La montée en puissance fulgurante de la gestion passive a bouleversé l’architecture des marchés financiers. Encensée pour ses coûts réduits et sa simplicité, elle a fini par dépasser la gestion active aux États-Unis, redéfinissant l’allocation du capital mondial. Mais derrière cette success-story se cache une question peu explorée : cette révolution est-elle en train d’éroder silencieusement la liquidité des marchés, et donc leur efficience même ?

C’est à cette interrogation que ce mémoire s’attache, en plaçant la liquidité au cœur de l’analyse. En exploitant un panel fixe de 500 sociétés du S&P 500 sur la période 2000-2025 et en s’appuyant sur des données FactSet quotidiennes, nous avons étudié l’impact de la détention passive sur les volumes échangés, leur répartition intra-journalière, ainsi que leur résilience lors des grandes crises financières récentes (2008, 2011, 2020, 2022, 2025).

Les premiers résultats révèlent une réalité contre-intuitive : plus la gestion passive progresse, plus la liquidité se déplace… hors des heures officielles de marché. Si les ETF donnent une impression de fluidité permanente, ils masquent en réalité un appauvrissement des échanges intraday, pourtant cruciaux pour la découverte des prix. Lors des crises, ce déplacement s’accentue et l’on observe une persistance inquiétante de l’assèchement des volumes une fois le point bas atteint. Enfin, contrairement à ce que la littérature laissait supposer, l’inclusion d’une entreprise dans le S&P 500 n’a pas d’effet significatif sur ses volumes de transactions.

Derrière l’image rassurante d’un produit liquide et transparent, se dessine ainsi l’illusion d’une liquidité qui se concentre dans des fenêtres étroites et fragilise le marché en cas de stress. Ces résultats soulèvent une question fondamentale : que devient un marché dont la liquidité, jadis continue et diffuse, migre progressivement vers l’ombre des heures de cotation ?

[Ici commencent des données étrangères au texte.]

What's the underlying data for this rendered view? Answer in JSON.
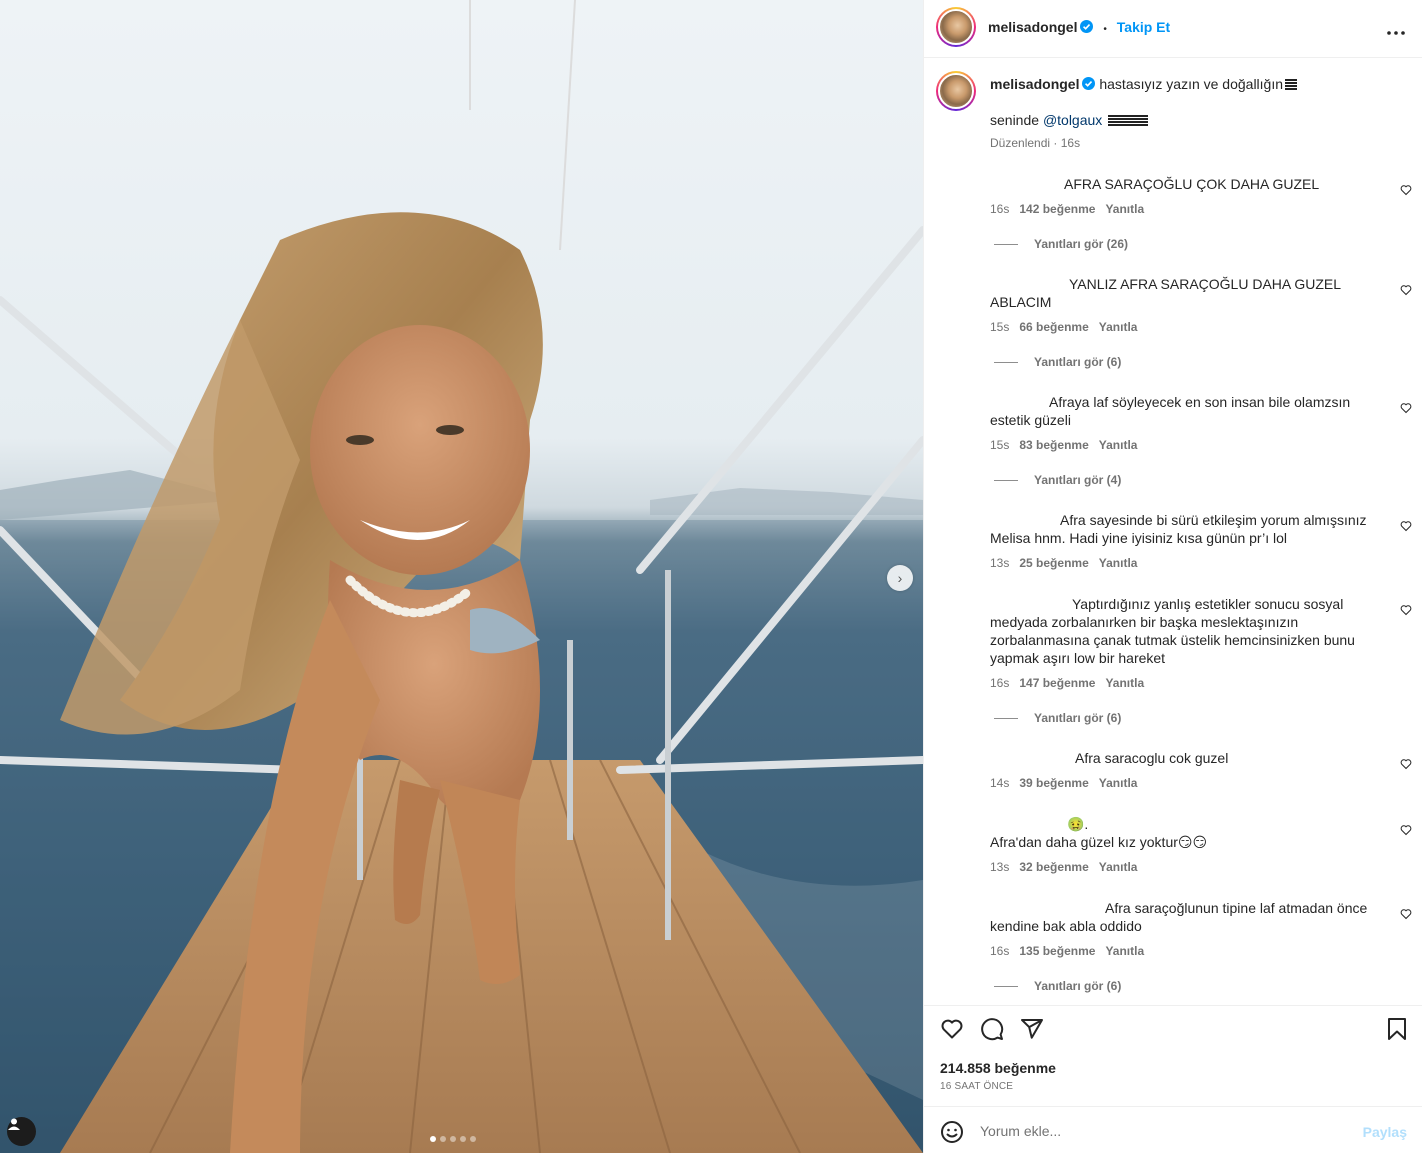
{
  "post_author": {
    "username": "melisadongel",
    "follow_label": "Takip Et",
    "separator": "•"
  },
  "caption": {
    "username": "melisadongel",
    "line1": "hastasıyız yazın ve doğallığın",
    "line2_prefix": "seninde",
    "mention": "@tolgaux",
    "edited": "Düzenlendi",
    "time": "16s"
  },
  "comments": [
    {
      "text": "AFRA SARAÇOĞLU ÇOK DAHA GUZEL",
      "time": "16s",
      "likes": "142 beğenme",
      "reply": "Yanıtla",
      "replies": "Yanıtları gör (26)"
    },
    {
      "text": "YANLIZ AFRA SARAÇOĞLU DAHA GUZEL",
      "text2": "ABLACIM",
      "time": "15s",
      "likes": "66 beğenme",
      "reply": "Yanıtla",
      "replies": "Yanıtları gör (6)"
    },
    {
      "text": "Afraya laf söyleyecek en son insan bile olamzsın",
      "text2": "estetik güzeli",
      "time": "15s",
      "likes": "83 beğenme",
      "reply": "Yanıtla",
      "replies": "Yanıtları gör (4)"
    },
    {
      "text": "Afra sayesinde bi sürü etkileşim yorum almışsınız",
      "text2": "Melisa hnm. Hadi yine iyisiniz kısa günün pr’ı lol",
      "time": "13s",
      "likes": "25 beğenme",
      "reply": "Yanıtla"
    },
    {
      "text": "Yaptırdığınız yanlış estetikler sonucu sosyal",
      "text2": "medyada zorbalanırken bir başka meslektaşınızın",
      "text3": "zorbalanmasına çanak tutmak üstelik hemcinsinizken bunu",
      "text4": "yapmak aşırı low bir hareket",
      "time": "16s",
      "likes": "147 beğenme",
      "reply": "Yanıtla",
      "replies": "Yanıtları gör (6)"
    },
    {
      "text": "Afra saracoglu cok guzel",
      "time": "14s",
      "likes": "39 beğenme",
      "reply": "Yanıtla"
    },
    {
      "text": "🤢.",
      "text2": "Afra'dan daha güzel kız yoktur😏😏",
      "time": "13s",
      "likes": "32 beğenme",
      "reply": "Yanıtla"
    },
    {
      "text": "Afra saraçoğlunun tipine laf atmadan önce",
      "text2": "kendine bak abla oddido",
      "time": "16s",
      "likes": "135 beğenme",
      "reply": "Yanıtla",
      "replies": "Yanıtları gör (6)"
    }
  ],
  "footer": {
    "likes": "214.858 beğenme",
    "time_ago": "16 SAAT ÖNCE",
    "comment_placeholder": "Yorum ekle...",
    "share_label": "Paylaş"
  },
  "carousel": {
    "count": 5,
    "active": 0
  },
  "colors": {
    "accent": "#0095f6",
    "muted": "#737373",
    "share_disabled": "#b2dffc"
  },
  "icons": [
    "heart-icon",
    "comment-icon",
    "share-icon",
    "bookmark-icon",
    "emoji-icon",
    "verified-icon",
    "more-icon",
    "chevron-right-icon",
    "user-tag-icon"
  ]
}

Pour préserver l’efficience, nous proposons des pistes concrètes : encourager un véritable « active share » pour réhabiliter le rôle de la gestion active dans la découverte des prix, adapter les horaires de cotation afin d’éviter une congestion en fin de séance, et revaloriser la recherche actions comme maillon central de la stabilité financière.

Ce travail invite à dépasser l’opposition stérile entre actif et passif : l’enjeu n’est plus de savoir lequel l’emporte, mais comment leur coexistence peut continuer de garantir des marchés à la fois stables, liquides et efficients.